Stop Speaking in Tongues

Doctors have it. Pilots have it. CPAs have it. Educators do not. What don't we have that doctors, pilots, and accountants do? Why, they have a common language. While we can talk about our craft in general terms and we can describe the decisions and judgments we make in classrooms with sufficient specificity to get along, we don't have a common language. Common language, however, is a primary characteristic of a profession.

Consider the medical profession. Now there's an example of a common language. Generalists and specialists and nurses and doctors have to employ a common language. The repercussions of an imprecise and inexact language can be literally life threatening. We depend on their common language. Our life depends on it.

Consider another example of how important it is to have a common language among pilots and air traffic controllers. Bad things could happen on the ground if a precise and shared language wasn't used to direct planes to the correct runways and taxiways. And if common language wasn't used to direct pilots as they take off and land the results would be quite catastrophic. They depend on their common language (and we do, too).

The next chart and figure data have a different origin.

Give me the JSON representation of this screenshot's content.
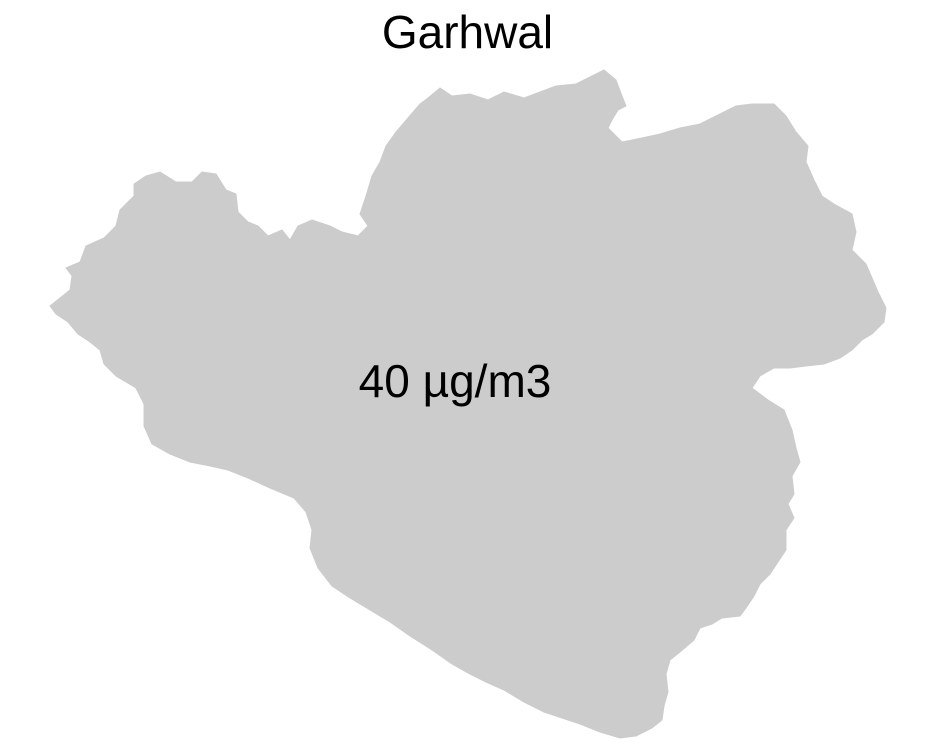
{
  "map": {
    "title": "Garhwal",
    "value_label": "40 µg/m3",
    "region_fill": "#cccccc",
    "background": "#ffffff"
  }
}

Here's our chance to employ a common language in schools and classrooms across the state: The NYS Teaching Standards. These have to become our common language. Leaders have to use the language as they interact with their teachers. Teachers have to use the language when they talk to each other and co-labor on the implementation of the Common Core, common interim assessments, and the new APPR. Just imagine if the daily, routine conversations in schools were more often about learning and teaching. That can't happen if we don't share a common language. The Teaching Standards. That's our language. Let's use it.

Friday, August 12, 2011

It's The Principle of the Thing

In a post at the Network Team Institute I described a shift in my thinking with regard to the three deliverables: Common Core Learning Standards, Data-Driven Instruction, and Teacher/Leader Evaluation. I explained how I had previously compartmentalized the three deliverables and how I was rethinking that compartmentalization. Of course these deliverables are interconnected and interdependent. As a result of this shift in thinking we had to adjust the way were planning our work. Rather than separate components for which implementation would proceed in parallel, we reoriented our design to be more integrated with greater overlap. I thought I was enlightened. Not so fast!

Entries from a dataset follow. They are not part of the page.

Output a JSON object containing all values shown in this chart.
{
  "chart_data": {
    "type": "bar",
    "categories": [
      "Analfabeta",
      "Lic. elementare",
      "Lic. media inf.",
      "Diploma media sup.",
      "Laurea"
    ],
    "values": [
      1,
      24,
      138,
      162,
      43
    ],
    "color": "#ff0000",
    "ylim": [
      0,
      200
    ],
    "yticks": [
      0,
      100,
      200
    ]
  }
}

Now I've experienced another shift in my thinking that I think is important to write about. This work is not about deliverables. It is not about the next generation of reform. If we speak in terms of deliverables and initiatives and reforms we will simply be the bringers of another new thing. We've all heard the "flavor of the month" or "this too shall pass" remarks. We might be headed in that direction with those same epitaphs on our tombstones. These easy excuses for avoiding change can be averted. Thanks to Giselle Martin-Kneip and the coaching she is providing for a group of Network Teams in Central New York, there's a better way to think about this work. This work is about principles, not deliverables.

When doing this work, we have to talk in terms of principles. Principles of teaching and learning are far superior to any plan, reform, initiative, effort, or deliverable. Don't talk about the Common Core as if it is a unique thing. That can imply that it will pass. The Common Core is the next phase of the evolution of standards. We've always had standards and we always will -- standards are the things we teach; the goals of our system.

Common interim assessments and inquiry teams are discreet manifestations of the use of data. The principle here is data and that's where the focus should be: How do you know?

The third principle at work here is professional practice, not evaluation and supervision. Our practice is the "how" principle. What do we need to do to be effective teachers and leaders whose actions result in the right learning? If we think (and talk) about our practice like physicians talk about practice we are then talking about the principle rather than a specific technique, development, trend, or fad.

In our work, we’re going to change our language and talk about enduring principles of education rather than deliverables and another set of reforms. We think it will make a difference.